Direct mail is making a comeback, and studies show it’s an effective form of marketing that packs a hard punch. Amid all the digital clutter and over-stuffed inboxes, direct marketing is reaching out and connecting with customers in a renewed way.
What the Data Says: People Read Direct Mail
A study by HubSpot puts email open rates at about 25%. By contrast, the USPS Household Diary Study states that 85 percent of direct mail is skimmed by customers. And a study by the DMA on response rates reports about 80% of households either read or skim all advertising mail. This makes sense … with a quick click, we delete dozens of piled up emails (the ones that made it through spam filters, that is). But when the physical mail piece is in hand, statistics say we are far more likely to open it than simply toss it out unread.
Oh, one more key difference between digital mail and direct mail: Change of addresses are updated, and on file, at the USPS and at top presort mailing services. Not so with emails!
Shaping Your Direct Marketing Plan
It all starts with a clean data list and a reliable customer base. Make sure your direct mail services provider is scrubbing your list, or provides you with a quality, qualified customer mailing list.
Next, determine how you will measure success. When looking at your target direct marketing response rate, consider current industry standards, your organization’s past experiences, and general direct mail response rates. Partnering with a direct marketing specialist can help you set realistic yet lofty goals for your direct marketing plan.
It helps to keep in mind that a direct mail campaign can pull results months, or even years, after your campaign wraps up – so results must be tracked and measured over time. The actual piece tracking is achieved through Intelligent Mail barcodes (IMb) and other sophisticated technologies – allowing you to know where your mail piece is at any given moment. And coding your response pieces with unique batch numbers identifies which specific customer responded to what offer.
Mail Piece Design
Your direct mail piece design centers around a call to action: What, specifically, do you want the recipient to do next? Call a number? Visit a website? Be specific and be direct … your goal is to generate action. Leave education efforts for better-suited communications tools. Always design with response in mind: Pieces that are too graphic-heavy may end up cluttered, and not worth the time and printing costs.
Think of Logistics First
Prepare to handle customer responses and fulfillment before you roll out your campaign. What will you send customers, how will you send it, and how soon? Direct marketing plans often utilize fulfillment houses – professionals who handle the logistics behind sending out materials to large numbers of customers.
Pick the Low Hanging Postage Fruit
If you are doing a mailing, why not save money where you can – postage – with presorting mail services. Navigating the ins and outs of the USPS can be tricky; so choose a partner wisely, and consider outsourcing the entire process (and headaches). Or, be sure to make use of the great tools the USPS offers consumers such as the RIBBS website.

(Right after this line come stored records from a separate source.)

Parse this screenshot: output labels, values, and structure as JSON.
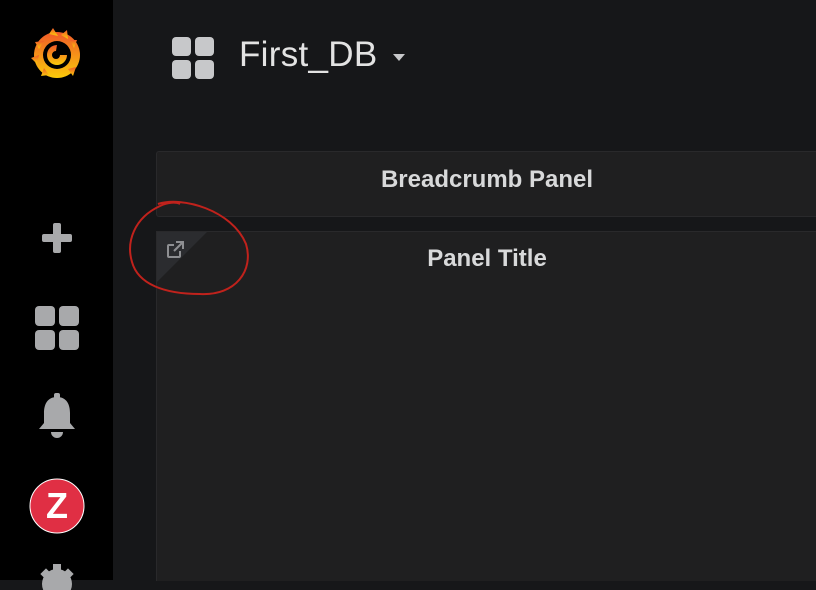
{
  "sidebar": {
    "items": [
      {
        "icon": "grafana-logo-icon"
      },
      {
        "icon": "plus-icon"
      },
      {
        "icon": "dashboards-grid-icon"
      },
      {
        "icon": "bell-icon"
      },
      {
        "icon": "user-avatar-z",
        "label": "Z"
      },
      {
        "icon": "gear-icon"
      }
    ]
  },
  "header": {
    "dashboard_title": "First_DB"
  },
  "panels": [
    {
      "title": "Breadcrumb Panel"
    },
    {
      "title": "Panel Title",
      "link_icon": "external-link-icon"
    }
  ],
  "colors": {
    "background": "#161719",
    "sidebar": "#000000",
    "panel": "#1f1f20",
    "avatar": "#e02f44",
    "annotation": "#c0221c"
  }
}
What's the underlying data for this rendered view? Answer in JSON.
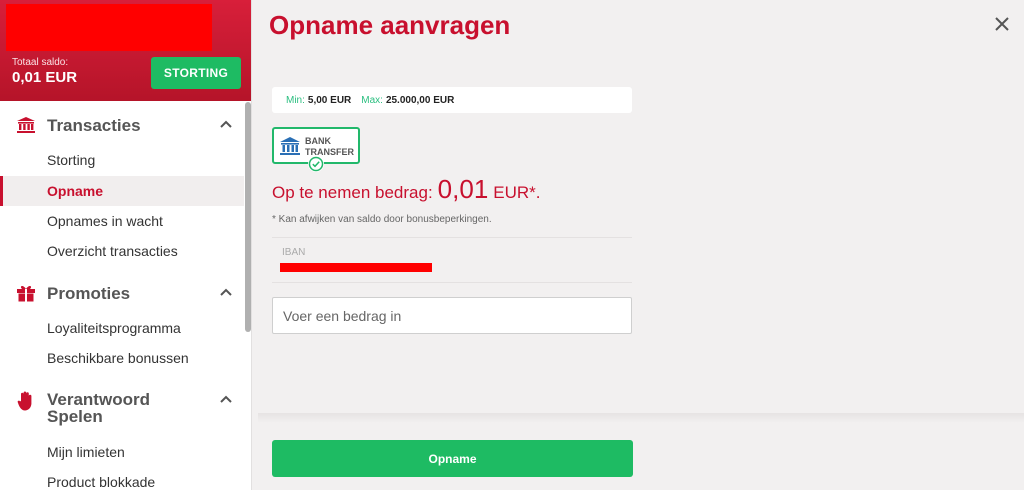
{
  "sidebar": {
    "total_label": "Totaal saldo:",
    "total_value": "0,01 EUR",
    "deposit_button": "STORTING",
    "sections": [
      {
        "title": "Transacties",
        "icon": "bank-icon",
        "items": [
          "Storting",
          "Opname",
          "Opnames in wacht",
          "Overzicht transacties"
        ],
        "active_item": "Opname"
      },
      {
        "title": "Promoties",
        "icon": "gift-icon",
        "items": [
          "Loyaliteitsprogramma",
          "Beschikbare bonussen"
        ]
      },
      {
        "title": "Verantwoord\nSpelen",
        "icon": "hand-stop-icon",
        "items": [
          "Mijn limieten",
          "Product blokkade"
        ]
      }
    ]
  },
  "main": {
    "title": "Opname aanvragen",
    "limits": {
      "min_label": "Min:",
      "min_value": "5,00 EUR",
      "max_label": "Max:",
      "max_value": "25.000,00 EUR"
    },
    "method": {
      "line1": "BANK",
      "line2": "TRANSFER",
      "selected": true
    },
    "amount": {
      "label": "Op te nemen bedrag:",
      "value": "0,01",
      "currency": "EUR*."
    },
    "note": "* Kan afwijken van saldo door bonusbeperkingen.",
    "iban_label": "IBAN",
    "input_placeholder": "Voer een bedrag in",
    "withdraw_button": "Opname"
  },
  "colors": {
    "brand_red": "#c8102e",
    "action_green": "#1ebb63",
    "accent_green": "#2bbf80"
  }
}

Harnessing the Power of Integrated Marketing
The real power of a direct marketing plan comes from the marriage of both print and digital elements. A combination of emails, customized web pages (pURLS), and targeted direct mail pieces will ensure you reach prospects how and where they are most comfortable … and at the moment when they are most ready to act. You may want to consider an integrated marketing campaign: Many of our clients start out with simple direct mailers, and grow into more sophisticated integrated campaigns.
Crunching the Numbers: So, How’d We Do?
As direct mail plans wind up, we always get reflective with our partners. What did we learn, and what can we do better next time? What data can we pull from this campaign, to uncover untapped subsets of our target market? Who responded better than anticipated?
Every smart direct marketing plan should ultimately do two things: impact sales and help to refine your customer database. Each campaign should build on the last, as your marketing efforts gain momentum and focus.